Section 107.1 of the Revenue and Taxation Code provides:
"A possessory interest, when arising out of a lease of exempt property, consists of the lessee's interest under such lease and is hereby declared to be personal property within the meaning of section 14 of Article XIII of the Constitution of the State of California.
"The full cash value of such possessory interest is the excess, if any, of the value of the lease on the open market, as determined by the formula contained in the case of DeLuz Homes, Inc. v. County of San Diego (1955), 45 Cal.2d 546 [ 290 P.2d 544], over the present worth of the rentals under said lease for the unexpired term thereof.

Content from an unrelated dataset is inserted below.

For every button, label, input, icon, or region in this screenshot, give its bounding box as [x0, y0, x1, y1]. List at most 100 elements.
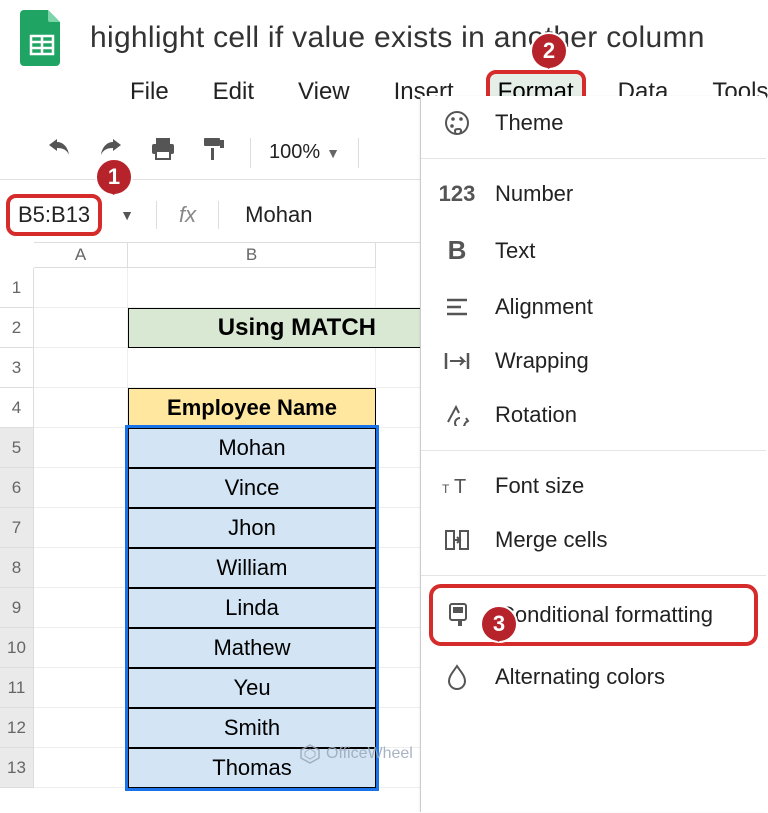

"A possessory interest taxable under the provisions of this section shall be assessed to the lessee on the same basis or percentage of valuation employed as to other tangible property on the same roll.
"This section applies only to possessory interests created prior to the date on which the decision of the California Supreme Court in DeLuz Homes, Inc. v. County of San Diego (1955), 45 Cal.2d 546, became final. It does not, however, apply to any of such interests created prior to that date that thereafter have been, or may hereafter be, extended or renewed, irrespective of whether the renewal or extension is provided for in the instrument creating the interest.

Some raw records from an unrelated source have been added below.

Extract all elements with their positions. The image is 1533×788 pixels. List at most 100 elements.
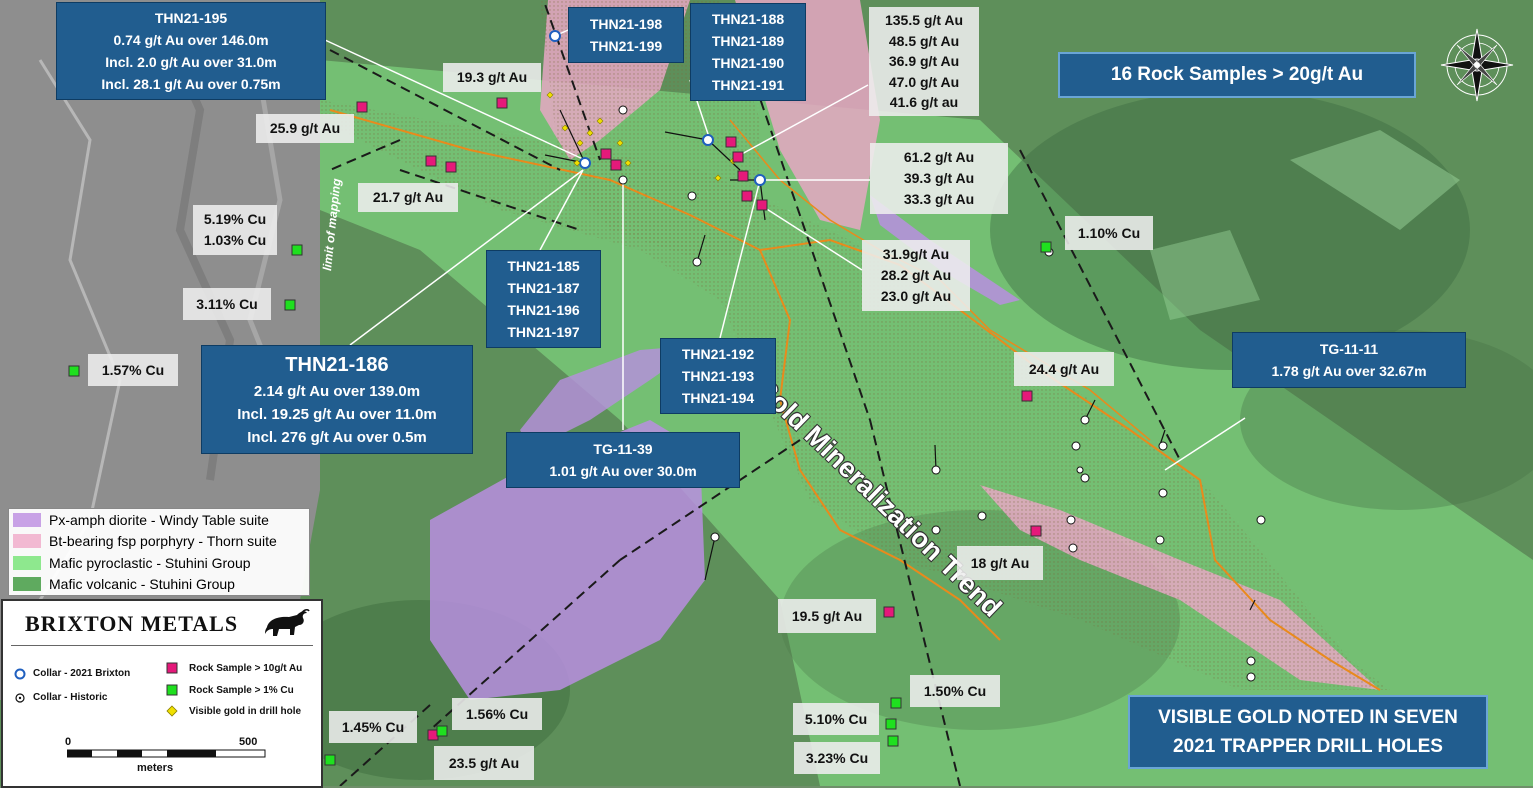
- callout-line: THN21-199: [589, 38, 663, 54]
- assay-label: 3.23% Cu: [794, 742, 880, 774]
- legend-swatch: [13, 534, 41, 549]
- assay-line: 23.0 g/t Au: [880, 288, 952, 304]
- assay-label: 61.2 g/t Au 39.3 g/t Au 33.3 g/t Au: [870, 143, 1008, 214]
- callout-line: 1.78 g/t Au over 32.67m: [1271, 363, 1427, 379]
- callout-thn21-195: THN21-195 0.74 g/t Au over 146.0m Incl. …: [56, 2, 326, 100]
- legend-swatch: [13, 577, 41, 592]
- callout-tg-11-39: TG-11-39 1.01 g/t Au over 30.0m: [506, 432, 740, 488]
- legend-label: Mafic volcanic - Stuhini Group: [49, 576, 235, 593]
- callout-line: Incl. 2.0 g/t Au over 31.0m: [105, 54, 277, 70]
- rock-au-icon: [166, 662, 178, 674]
- assay-label: 1.45% Cu: [329, 711, 417, 743]
- assay-line: 135.5 g/t Au: [884, 12, 964, 28]
- banner-line: VISIBLE GOLD NOTED IN SEVEN: [1158, 707, 1458, 728]
- callout-line: 0.74 g/t Au over 146.0m: [113, 32, 269, 48]
- legend-item: Bt-bearing fsp porphyry - Thorn suite: [9, 531, 309, 553]
- scale-end-label: 500: [239, 736, 258, 748]
- callout-thn21-198: THN21-198 THN21-199: [568, 7, 684, 63]
- assay-line: 47.0 g/t Au: [888, 73, 960, 90]
- scale-unit-label: meters: [137, 762, 174, 774]
- assay-label: 25.9 g/t Au: [256, 114, 354, 143]
- assay-label: 135.5 g/t Au 48.5 g/t Au 36.9 g/t Au 47.…: [869, 7, 979, 116]
- assay-line: 33.3 g/t Au: [903, 191, 975, 207]
- legend-item: Mafic pyroclastic - Stuhini Group: [9, 552, 309, 574]
- banner-line: 2021 TRAPPER DRILL HOLES: [1173, 736, 1443, 757]
- rock-samples-text: 16 Rock Samples > 20g/t Au: [1110, 64, 1364, 85]
- callout-line: TG-11-11: [1319, 341, 1379, 357]
- legend-swatch: [13, 555, 41, 570]
- callout-line: Incl. 19.25 g/t Au over 11.0m: [237, 406, 437, 423]
- legend-divider: [11, 645, 313, 646]
- callout-line: THN21-188: [711, 11, 785, 27]
- callout-line: Incl. 276 g/t Au over 0.5m: [247, 429, 427, 446]
- callout-line: THN21-192: [681, 346, 755, 362]
- callout-line: THN21-197: [507, 324, 580, 340]
- legend-collar-2021: Collar - 2021 Brixton: [33, 668, 131, 679]
- callout-line: THN21-187: [507, 280, 580, 296]
- collar-2021-icon: [14, 668, 26, 680]
- assay-label: 1.50% Cu: [910, 675, 1000, 707]
- callout-line: Incl. 28.1 g/t Au over 0.75m: [101, 76, 281, 92]
- callout-line: THN21-196: [507, 302, 580, 318]
- assay-line: 1.03% Cu: [203, 232, 267, 248]
- assay-line: 31.9g/t Au: [882, 246, 950, 262]
- legend-rock-au: Rock Sample > 10g/t Au: [189, 663, 303, 674]
- legend-collar-historic: Collar - Historic: [33, 692, 108, 703]
- assay-label: 21.7 g/t Au: [358, 183, 458, 212]
- legend-label: Mafic pyroclastic - Stuhini Group: [49, 554, 251, 571]
- rock-cu-icon: [166, 684, 178, 696]
- assay-label: 18 g/t Au: [957, 546, 1043, 580]
- scale-bar: [67, 749, 266, 758]
- assay-label: 5.19% Cu 1.03% Cu: [193, 205, 277, 255]
- callout-line: THN21-185: [507, 258, 580, 274]
- assay-label: 1.56% Cu: [452, 698, 542, 730]
- bull-logo-icon: [265, 609, 310, 636]
- legend-label: Px-amph diorite - Windy Table suite: [49, 511, 269, 528]
- scale-start-label: 0: [65, 736, 72, 748]
- legend-swatch: [13, 512, 41, 527]
- callout-line: THN21-193: [681, 368, 755, 384]
- visible-gold-banner: VISIBLE GOLD NOTED IN SEVEN 2021 TRAPPER…: [1128, 695, 1488, 769]
- assay-line: 48.5 g/t Au: [888, 32, 960, 49]
- assay-line: 5.19% Cu: [203, 211, 267, 227]
- callout-line: THN21-198: [589, 16, 663, 32]
- legend-label: Bt-bearing fsp porphyry - Thorn suite: [49, 533, 277, 550]
- assay-line: 41.6 g/t au: [889, 94, 959, 110]
- callout-thn21-185: THN21-185 THN21-187 THN21-196 THN21-197: [486, 250, 601, 348]
- assay-label: 5.10% Cu: [793, 703, 879, 735]
- assay-label: 19.5 g/t Au: [778, 599, 876, 633]
- callout-line: TG-11-39: [593, 441, 653, 457]
- callout-tg-11-11: TG-11-11 1.78 g/t Au over 32.67m: [1232, 332, 1466, 388]
- callout-line: THN21-189: [711, 33, 785, 49]
- visible-gold-icon: [166, 705, 178, 717]
- callout-line: 1.01 g/t Au over 30.0m: [549, 463, 697, 479]
- brand-legend-panel: BRIXTON METALS Collar - 2021 Brixton Col…: [1, 599, 323, 788]
- assay-label: 1.57% Cu: [88, 354, 178, 386]
- assay-label: 1.10% Cu: [1065, 216, 1153, 250]
- assay-line: 39.3 g/t Au: [903, 170, 975, 186]
- legend-visible-gold: Visible gold in drill hole: [189, 706, 302, 717]
- callout-line: THN21-194: [681, 390, 755, 406]
- legend-item: Px-amph diorite - Windy Table suite: [9, 509, 309, 531]
- callout-thn21-192: THN21-192 THN21-193 THN21-194: [660, 338, 776, 414]
- brand-title: BRIXTON METALS: [25, 611, 239, 636]
- assay-line: 36.9 g/t Au: [888, 53, 960, 69]
- assay-line: 28.2 g/t Au: [880, 267, 952, 283]
- geology-legend: Px-amph diorite - Windy Table suite Bt-b…: [8, 508, 310, 596]
- rock-samples-banner: 16 Rock Samples > 20g/t Au: [1058, 52, 1416, 98]
- assay-label: 19.3 g/t Au: [443, 63, 541, 92]
- assay-label: 24.4 g/t Au: [1014, 352, 1114, 386]
- callout-thn21-188: THN21-188 THN21-189 THN21-190 THN21-191: [690, 3, 806, 101]
- callout-line: THN21-195: [154, 10, 228, 26]
- callout-line: 2.14 g/t Au over 139.0m: [253, 383, 421, 400]
- callout-line: THN21-190: [711, 55, 785, 71]
- assay-label: 23.5 g/t Au: [434, 746, 534, 780]
- callout-line: THN21-191: [711, 77, 785, 93]
- callout-thn21-186: THN21-186 2.14 g/t Au over 139.0m Incl. …: [201, 345, 473, 454]
- assay-label: 31.9g/t Au 28.2 g/t Au 23.0 g/t Au: [862, 240, 970, 311]
- collar-historic-icon: [15, 693, 25, 703]
- legend-rock-cu: Rock Sample > 1% Cu: [189, 685, 294, 696]
- callout-line: THN21-186: [285, 354, 389, 376]
- assay-line: 61.2 g/t Au: [903, 149, 975, 165]
- assay-label: 3.11% Cu: [183, 288, 271, 320]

"This section does not apply to leasehold estates for the production of gas, petroleum and other hydrocarbon substances from beneath the surface of the earth, and other rights relating to such substances which constitute incorporeal hereditaments or profits a prendre."

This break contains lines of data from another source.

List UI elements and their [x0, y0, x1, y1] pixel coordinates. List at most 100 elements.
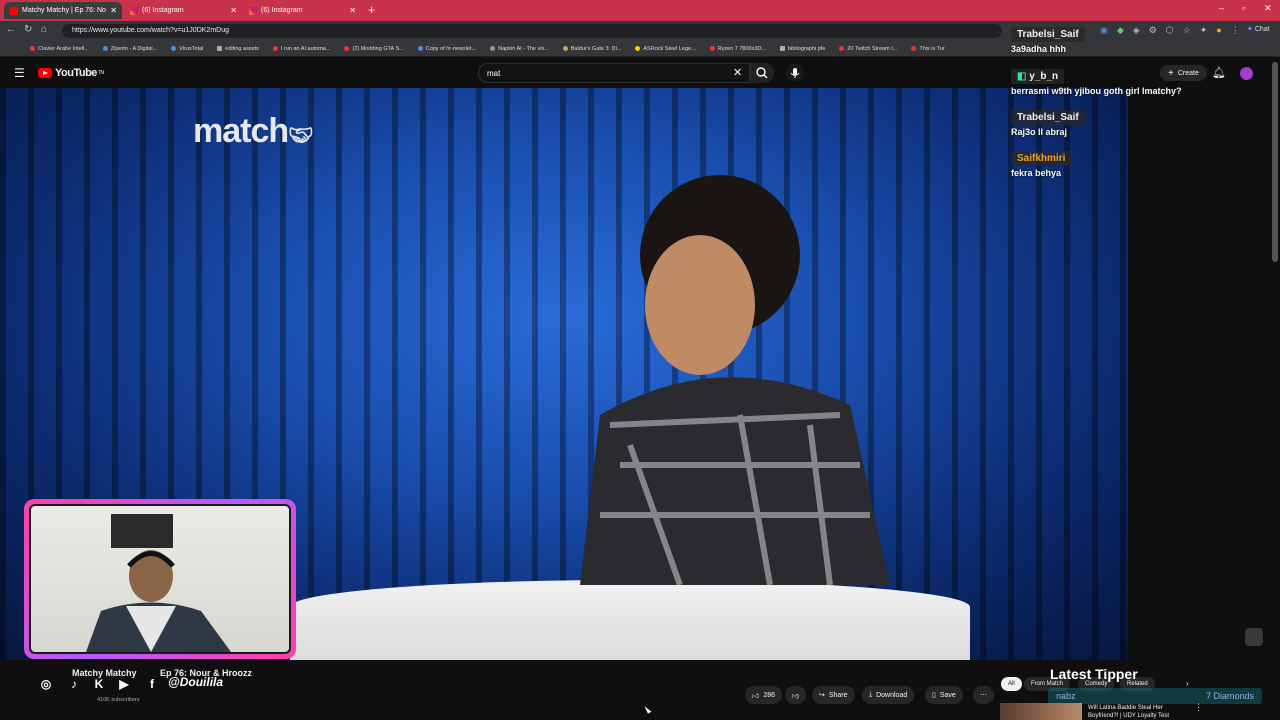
- bookmark-save-icon: ▯: [932, 692, 936, 699]
- right-sidebar: [1128, 88, 1280, 660]
- extension-icon[interactable]: ◆: [1117, 25, 1124, 36]
- extension-icon[interactable]: ◈: [1133, 25, 1140, 36]
- download-button[interactable]: ⤓ Download: [862, 686, 915, 704]
- recommended-menu-icon[interactable]: ⋮: [1194, 702, 1203, 713]
- chat-button[interactable]: ✦ Chat: [1247, 25, 1270, 33]
- bookmark[interactable]: (2) Modding GTA S...: [344, 46, 404, 52]
- clear-search-icon[interactable]: ✕: [733, 66, 742, 79]
- recommended-thumbnail[interactable]: [1000, 703, 1082, 720]
- extension-icon[interactable]: ⬡: [1166, 25, 1174, 36]
- tab-matchy[interactable]: Matchy Matchy | Ep 76: No ✕: [4, 2, 122, 19]
- extension-icon[interactable]: ⚙: [1149, 25, 1157, 36]
- recommended-title[interactable]: Will Latina Baddie Steal Her Boyfriend?!…: [1088, 704, 1192, 720]
- tiktok-icon: ♪: [71, 677, 77, 691]
- search-button[interactable]: [750, 63, 774, 83]
- more-actions-button[interactable]: ⋯: [973, 686, 994, 704]
- menu-icon[interactable]: ⋮: [1231, 25, 1240, 36]
- video-table-scene: [290, 580, 970, 660]
- handshake-icon: 🤝︎: [288, 125, 313, 147]
- star-icon[interactable]: ☆: [1183, 25, 1191, 36]
- minimize-icon[interactable]: –: [1219, 3, 1224, 13]
- download-icon: ⤓: [869, 691, 873, 698]
- dislike-button[interactable]: 👎︎: [785, 686, 807, 704]
- tipper-amount: 7 Diamonds: [1205, 691, 1254, 701]
- bookmark-icon: [635, 46, 641, 51]
- search-input[interactable]: mat: [478, 63, 750, 83]
- webcam-frame: [24, 499, 296, 659]
- chevron-right-icon[interactable]: ›: [1186, 679, 1189, 688]
- bookmark[interactable]: This is Tur: [911, 46, 945, 52]
- scrollbar[interactable]: [1272, 62, 1278, 262]
- extension-icon[interactable]: ◉: [1100, 25, 1108, 36]
- tab-title: Matchy Matchy | Ep 76: No: [22, 7, 106, 14]
- account-avatar[interactable]: [1240, 67, 1253, 80]
- save-button[interactable]: ▯ Save: [925, 686, 963, 704]
- webcam-feed: [29, 504, 291, 654]
- back-icon[interactable]: ←: [6, 24, 16, 35]
- tab-instagram-1[interactable]: (6) Instagram ✕: [124, 2, 242, 19]
- streamer-handle: @Douilila: [168, 675, 224, 689]
- maximize-icon[interactable]: ▫: [1242, 3, 1245, 13]
- tab-title: (6) Instagram: [261, 7, 303, 14]
- bookmark[interactable]: VirusTotal: [171, 46, 203, 52]
- reload-icon[interactable]: ↻: [24, 24, 32, 35]
- chat-message: ◧ y_b_n berrasmi w9th yjibou goth girl l…: [1011, 66, 1182, 96]
- folder-icon: [217, 46, 223, 51]
- youtube-favicon-icon: [10, 6, 18, 15]
- close-icon[interactable]: ✕: [230, 6, 237, 15]
- bookmark[interactable]: I run an AI automa...: [272, 46, 330, 52]
- hamburger-menu-icon[interactable]: ☰: [14, 66, 25, 80]
- chat-username: ◧ y_b_n: [1011, 69, 1065, 84]
- bookmark-icon: [272, 46, 278, 51]
- new-tab-icon[interactable]: +: [368, 3, 375, 17]
- bookmark[interactable]: Ryzen 7 7800x3D...: [709, 46, 766, 52]
- like-button[interactable]: 👍︎ 286: [745, 686, 783, 704]
- close-window-icon[interactable]: ✕: [1264, 3, 1272, 14]
- profile-avatar[interactable]: ●: [1216, 25, 1221, 36]
- bookmark-icon: [562, 46, 568, 51]
- tab-instagram-2[interactable]: (6) Instagram ✕: [243, 2, 361, 19]
- share-button[interactable]: ↪ Share: [812, 686, 855, 704]
- bookmark[interactable]: 20 Twitch Stream I...: [839, 46, 897, 52]
- facebook-icon: f: [150, 677, 154, 691]
- chat-username: Trabelsi_Saif: [1011, 110, 1085, 125]
- bookmarks-bar: Clavier Arabe Intell... Ziperto - A Digi…: [0, 41, 1280, 57]
- close-icon[interactable]: ✕: [349, 6, 356, 15]
- instagram-favicon-icon: [249, 6, 257, 15]
- home-icon[interactable]: ⌂: [41, 24, 47, 35]
- chat-message: Saifkhmiri fekra behya: [1011, 148, 1072, 178]
- extension-icon[interactable]: ✦: [1200, 25, 1208, 36]
- tab-title: (6) Instagram: [142, 7, 184, 14]
- chat-text: Raj3o ll abraj: [1011, 127, 1068, 137]
- chat-username: Trabelsi_Saif: [1011, 27, 1085, 42]
- tipper-bar: nabz 7 Diamonds: [1048, 688, 1262, 704]
- bookmark[interactable]: ASRock Steel Lege...: [635, 46, 696, 52]
- more-icon: ⋯: [980, 692, 987, 699]
- youtube-play-icon: [38, 68, 52, 78]
- bookmark[interactable]: bibliographi pfe: [779, 46, 825, 52]
- bookmark[interactable]: Napkin AI - The vis...: [490, 46, 549, 52]
- bookmark[interactable]: editing assets: [217, 46, 259, 52]
- bookmark[interactable]: Copy of hr-newslet...: [417, 46, 476, 52]
- chat-text: berrasmi w9th yjibou goth girl lmatchy?: [1011, 86, 1182, 96]
- thumbs-down-icon: 👎︎: [792, 692, 800, 700]
- url-bar[interactable]: https://www.youtube.com/watch?v=u1J0DK2m…: [62, 24, 1002, 38]
- bookmark[interactable]: Ziperto - A Digital...: [102, 46, 157, 52]
- bookmark[interactable]: Clavier Arabe Intell...: [30, 46, 89, 52]
- bookmark-icon: [417, 46, 423, 51]
- youtube-logo[interactable]: YouTube TN: [38, 67, 104, 79]
- youtube-social-icon: ▶: [119, 677, 129, 691]
- chat-username: Saifkhmiri: [1011, 151, 1072, 166]
- kick-icon: K: [94, 677, 104, 691]
- voice-search-button[interactable]: [786, 64, 804, 82]
- video-person-figure: [580, 175, 890, 585]
- notifications-bell-icon[interactable]: 🔔︎: [1212, 66, 1226, 79]
- bookmark-icon: [171, 46, 177, 51]
- streamer-figure: [86, 514, 231, 652]
- chip-all[interactable]: All: [1001, 677, 1022, 691]
- bookmark-icon: [911, 46, 917, 51]
- instagram-icon: ◎: [40, 677, 52, 691]
- bookmark[interactable]: Baldur's Gate 3: Di...: [562, 46, 621, 52]
- close-icon[interactable]: ✕: [110, 6, 117, 15]
- extension-icons: ◉ ◆ ◈ ⚙ ⬡ ☆ ✦ ● ⋮: [1100, 25, 1240, 36]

 The constitutionality of section 107.1 is directly involved in a case now pending in the District Court of Appeal, Second Appellate District. For the purposes of the present case we may assume without deciding that the statute is constitutional. Since the taxes became due before the section became effective, it cannot be given restrospective effect, for to do so would authorize an unconstitutional gift of public funds. (Const., art. IV, § 31; Estate of Skinker, 47 Cal.2d 290, 296 [ 303 P.2d 745]; Estate of Potter, 188 Cal. 55, 60 [ 204 P. 826]; Estate of Rossi, 169 Cal. 148, 149 [ 146 P. 430]; Estate of Martin, 153 Cal. 225, 228 [ 94 P. 1053]; Trippet v. State, 149 Cal. 521, 528 [ 86 P. 1084, 8 L.R.A.N.S. 1210]; Estate of Stanford, 126 Cal. 112, 118-121 [ 54 P. 259, 58 P. 462, 45 L.R.A. 788]; Doctors General Hospital v. County of Santa Clara, 150 Cal.App.2d 53, 55-57 [ 309 P.2d 501].) Allen v. Franchise Tax Board, 39 Cal.2d 109 [ 245 P.2d 297], and Gartner v. Roth, 26 Cal.2d 184 [ 157 P.2d 361], are not to the contrary. The Allen case involved a change in the income tax law that became effective before the state's right to the tax vested, and the Gartner case involved not a change in tax liability but a change in the law governing the right to redeem property deeded to the state for nonpayment of taxes.
The judgments are affirmed.
Gibson, C.J., Shenk, J., Spence, J., and Peters, J., concurred.
I dissent. I would reverse the judgments for the reasons stated by Mr. Justice Ashburn in the opinion prepared by him for the District Court of Appeal in Texas Co. v. County of Los Angeles and Forster Shipbuilding Co. v. County of Los Angeles, (Cal.App.) 333 P.2d 97.
Appellants' petitions for a rehearing were denied May 20, 1959. McComb, J., was of the opinion that the petitions should be granted.